In Washington Thursday: fiscal breakdown.

Negotiations are a no-go for now.

And Republicans have scheduled a vote Thursday that would keep tax rates low - even if you make almost a million dollars.

President Obama has already said -- that's an automatic veto.

A lot of democrats are planning to speak out against it later Thursday morning.

They claim Thursday's vote is wasting time, as we inch ever closer to the fiscal cliff deadline.

Thursday's vote: keeping low tax rates for everyone making up to a million dollars -- with an ultimatum for the president.
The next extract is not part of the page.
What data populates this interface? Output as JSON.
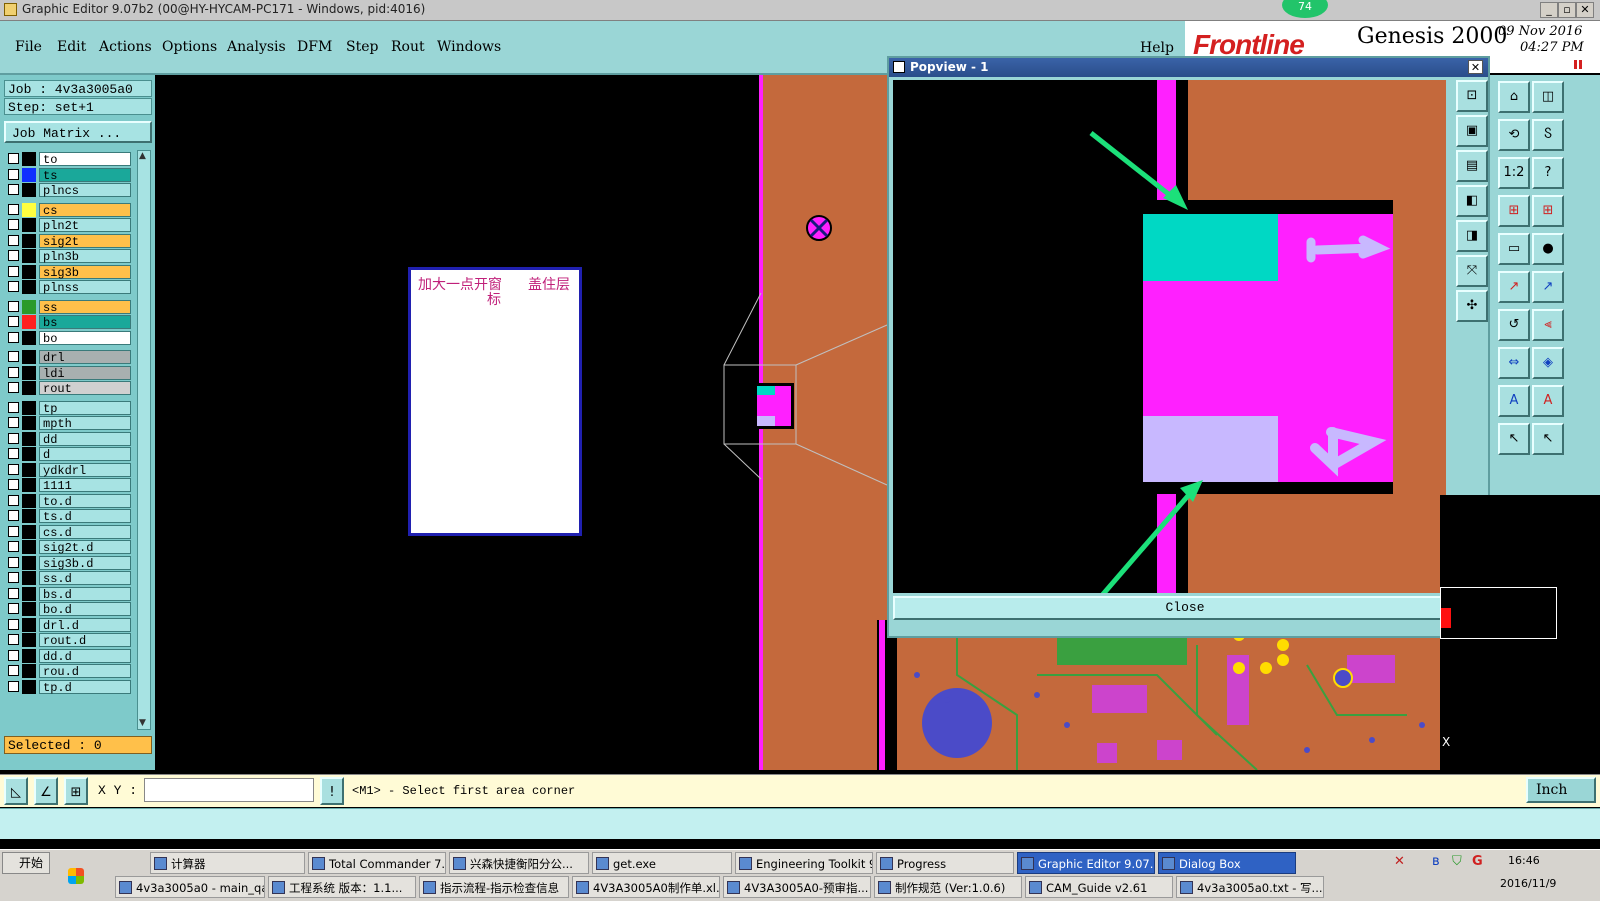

"He can call on Senate Democrats to pass that bill, or he can be responsible for the largest tax increase in history." House Speaker John Boehner/ (R) Ohio said.

Democrats vow it'll never pass the Senate.
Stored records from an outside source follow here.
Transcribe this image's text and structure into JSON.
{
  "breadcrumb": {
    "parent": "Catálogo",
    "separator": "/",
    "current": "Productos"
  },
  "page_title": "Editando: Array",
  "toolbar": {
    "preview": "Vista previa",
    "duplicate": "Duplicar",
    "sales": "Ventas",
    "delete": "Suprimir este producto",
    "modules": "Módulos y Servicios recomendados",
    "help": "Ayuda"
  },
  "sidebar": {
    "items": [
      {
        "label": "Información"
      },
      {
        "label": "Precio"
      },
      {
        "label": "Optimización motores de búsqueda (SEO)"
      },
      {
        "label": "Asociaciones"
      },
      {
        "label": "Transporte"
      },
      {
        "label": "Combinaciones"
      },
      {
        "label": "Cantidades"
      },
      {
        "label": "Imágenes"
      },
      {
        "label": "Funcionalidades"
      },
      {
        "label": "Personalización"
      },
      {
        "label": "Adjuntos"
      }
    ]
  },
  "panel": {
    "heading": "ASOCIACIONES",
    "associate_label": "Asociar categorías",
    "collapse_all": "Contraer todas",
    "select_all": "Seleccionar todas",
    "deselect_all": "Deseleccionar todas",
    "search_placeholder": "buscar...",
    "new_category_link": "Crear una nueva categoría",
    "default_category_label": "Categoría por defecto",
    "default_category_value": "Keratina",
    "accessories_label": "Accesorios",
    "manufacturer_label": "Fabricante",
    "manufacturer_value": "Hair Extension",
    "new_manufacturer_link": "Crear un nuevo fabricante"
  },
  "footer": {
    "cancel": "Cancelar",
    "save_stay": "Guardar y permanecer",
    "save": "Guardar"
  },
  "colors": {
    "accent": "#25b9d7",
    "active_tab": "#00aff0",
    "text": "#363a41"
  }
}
And Conservatives are furious, arguing Republicans have "painted themselves into a corner."

"Real fiscal conservatives would simply walk away from this mess," said Media Research Center's Brent Bozell.
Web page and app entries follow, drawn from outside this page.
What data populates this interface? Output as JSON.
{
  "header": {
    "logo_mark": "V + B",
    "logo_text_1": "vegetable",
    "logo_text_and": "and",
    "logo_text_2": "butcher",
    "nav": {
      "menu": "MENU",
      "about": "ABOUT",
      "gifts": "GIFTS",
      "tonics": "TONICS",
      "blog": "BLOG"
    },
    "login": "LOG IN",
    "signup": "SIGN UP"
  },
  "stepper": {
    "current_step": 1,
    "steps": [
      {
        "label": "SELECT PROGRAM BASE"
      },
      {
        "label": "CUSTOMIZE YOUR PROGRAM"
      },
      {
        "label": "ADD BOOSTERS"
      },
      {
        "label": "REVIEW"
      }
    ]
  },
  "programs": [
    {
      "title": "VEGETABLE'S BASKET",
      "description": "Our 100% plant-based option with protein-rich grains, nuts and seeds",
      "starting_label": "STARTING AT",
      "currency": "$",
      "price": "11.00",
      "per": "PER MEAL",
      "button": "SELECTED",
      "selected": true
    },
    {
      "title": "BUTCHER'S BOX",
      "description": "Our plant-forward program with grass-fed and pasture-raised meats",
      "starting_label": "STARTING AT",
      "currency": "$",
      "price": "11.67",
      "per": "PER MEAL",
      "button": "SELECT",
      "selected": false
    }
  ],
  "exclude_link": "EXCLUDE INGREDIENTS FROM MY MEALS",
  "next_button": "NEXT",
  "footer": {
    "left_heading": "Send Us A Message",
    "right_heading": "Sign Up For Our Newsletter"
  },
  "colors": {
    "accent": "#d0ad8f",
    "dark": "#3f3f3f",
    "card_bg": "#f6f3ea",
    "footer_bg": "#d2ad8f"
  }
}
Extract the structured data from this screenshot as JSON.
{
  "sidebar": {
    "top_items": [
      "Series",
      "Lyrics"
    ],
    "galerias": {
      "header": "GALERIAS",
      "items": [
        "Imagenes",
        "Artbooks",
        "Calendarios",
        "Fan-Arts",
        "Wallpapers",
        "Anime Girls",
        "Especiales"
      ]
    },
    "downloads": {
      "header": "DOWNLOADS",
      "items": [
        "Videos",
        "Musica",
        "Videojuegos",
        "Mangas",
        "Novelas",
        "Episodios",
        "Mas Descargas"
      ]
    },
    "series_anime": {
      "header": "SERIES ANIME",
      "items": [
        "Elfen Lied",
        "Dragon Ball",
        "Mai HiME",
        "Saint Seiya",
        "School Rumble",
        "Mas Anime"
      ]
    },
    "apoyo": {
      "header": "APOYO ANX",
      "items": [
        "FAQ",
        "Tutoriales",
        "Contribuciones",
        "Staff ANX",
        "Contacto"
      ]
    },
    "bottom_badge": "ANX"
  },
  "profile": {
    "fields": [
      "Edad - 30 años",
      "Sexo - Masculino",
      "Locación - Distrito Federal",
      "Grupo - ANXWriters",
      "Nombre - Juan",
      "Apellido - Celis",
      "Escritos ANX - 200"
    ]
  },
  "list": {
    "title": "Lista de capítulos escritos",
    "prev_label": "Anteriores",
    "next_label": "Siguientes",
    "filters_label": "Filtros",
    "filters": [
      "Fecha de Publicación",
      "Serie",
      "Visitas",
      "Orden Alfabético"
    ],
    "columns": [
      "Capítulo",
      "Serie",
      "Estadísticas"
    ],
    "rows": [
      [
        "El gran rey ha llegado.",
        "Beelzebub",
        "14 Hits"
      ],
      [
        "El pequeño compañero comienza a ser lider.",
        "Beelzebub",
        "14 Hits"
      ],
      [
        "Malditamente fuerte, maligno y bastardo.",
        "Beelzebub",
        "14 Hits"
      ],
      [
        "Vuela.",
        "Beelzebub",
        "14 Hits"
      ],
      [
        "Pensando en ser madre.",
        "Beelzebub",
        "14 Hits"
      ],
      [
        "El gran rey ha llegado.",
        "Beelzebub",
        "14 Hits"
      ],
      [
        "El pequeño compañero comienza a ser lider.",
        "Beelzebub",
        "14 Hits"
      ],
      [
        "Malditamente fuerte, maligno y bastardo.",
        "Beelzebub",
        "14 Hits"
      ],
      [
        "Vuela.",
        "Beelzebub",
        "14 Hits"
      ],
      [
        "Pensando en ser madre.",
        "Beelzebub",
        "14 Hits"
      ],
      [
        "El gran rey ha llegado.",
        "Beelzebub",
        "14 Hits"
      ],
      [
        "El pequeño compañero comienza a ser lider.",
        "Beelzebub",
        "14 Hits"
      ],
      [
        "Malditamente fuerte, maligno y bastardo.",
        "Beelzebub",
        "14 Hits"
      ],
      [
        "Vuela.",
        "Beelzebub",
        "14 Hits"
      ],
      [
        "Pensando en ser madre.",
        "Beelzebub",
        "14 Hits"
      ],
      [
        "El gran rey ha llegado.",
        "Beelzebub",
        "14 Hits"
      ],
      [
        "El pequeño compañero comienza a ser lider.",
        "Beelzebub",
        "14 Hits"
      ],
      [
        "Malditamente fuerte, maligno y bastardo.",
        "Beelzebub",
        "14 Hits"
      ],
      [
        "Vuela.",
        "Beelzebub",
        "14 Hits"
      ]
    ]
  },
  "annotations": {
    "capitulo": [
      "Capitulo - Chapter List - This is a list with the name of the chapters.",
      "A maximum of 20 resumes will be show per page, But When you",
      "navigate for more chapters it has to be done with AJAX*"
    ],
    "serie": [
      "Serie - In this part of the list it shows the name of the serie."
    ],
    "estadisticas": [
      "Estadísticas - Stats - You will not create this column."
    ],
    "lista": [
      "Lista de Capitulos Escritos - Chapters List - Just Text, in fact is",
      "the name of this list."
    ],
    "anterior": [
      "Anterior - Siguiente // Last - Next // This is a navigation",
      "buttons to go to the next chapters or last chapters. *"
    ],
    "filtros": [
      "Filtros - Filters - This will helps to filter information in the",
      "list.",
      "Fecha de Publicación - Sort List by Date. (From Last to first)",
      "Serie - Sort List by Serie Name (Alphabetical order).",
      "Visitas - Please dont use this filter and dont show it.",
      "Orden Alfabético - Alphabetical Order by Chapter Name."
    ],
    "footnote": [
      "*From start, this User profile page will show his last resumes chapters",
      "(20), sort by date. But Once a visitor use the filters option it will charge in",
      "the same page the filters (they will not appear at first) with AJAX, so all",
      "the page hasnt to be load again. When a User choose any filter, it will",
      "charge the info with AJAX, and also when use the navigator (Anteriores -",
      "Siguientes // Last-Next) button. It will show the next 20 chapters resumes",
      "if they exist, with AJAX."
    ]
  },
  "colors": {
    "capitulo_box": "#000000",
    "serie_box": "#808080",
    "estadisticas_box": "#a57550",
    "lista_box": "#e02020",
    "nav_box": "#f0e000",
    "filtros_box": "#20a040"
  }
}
Democrats doubt today's millionaire only-tax hike will pass.

"They're more interested in stunts," derides Rep. Steve Israel, (D) New York.

President Obama's take on today's vote. "That defies logic - there's no explanation for that," said the President.

He's urging Republicans to accept his offer: nearly a trillion in spending cuts and low taxes for incomes under $400,000. "Take the deal!" [] "You're hurting people to give another advantage to folks who don't need help," said President Barack Obama.

"He's trying to call out Republicans by saying 'Your problem is not with what I'm proposing - it's with me,'" says CNBC Chief Washington Correspondent John Harwood.

Despite the breakdown in negotiations - and Thursday's polarizing vote - the President says he's still optimistic they can reach a deal before Christmas.

There's a second vote happening today - to put off automatic spending cuts that would mostly hit the Pentagon, and replace them with cuts aimed at food stamps, the new health law and other domestic programs.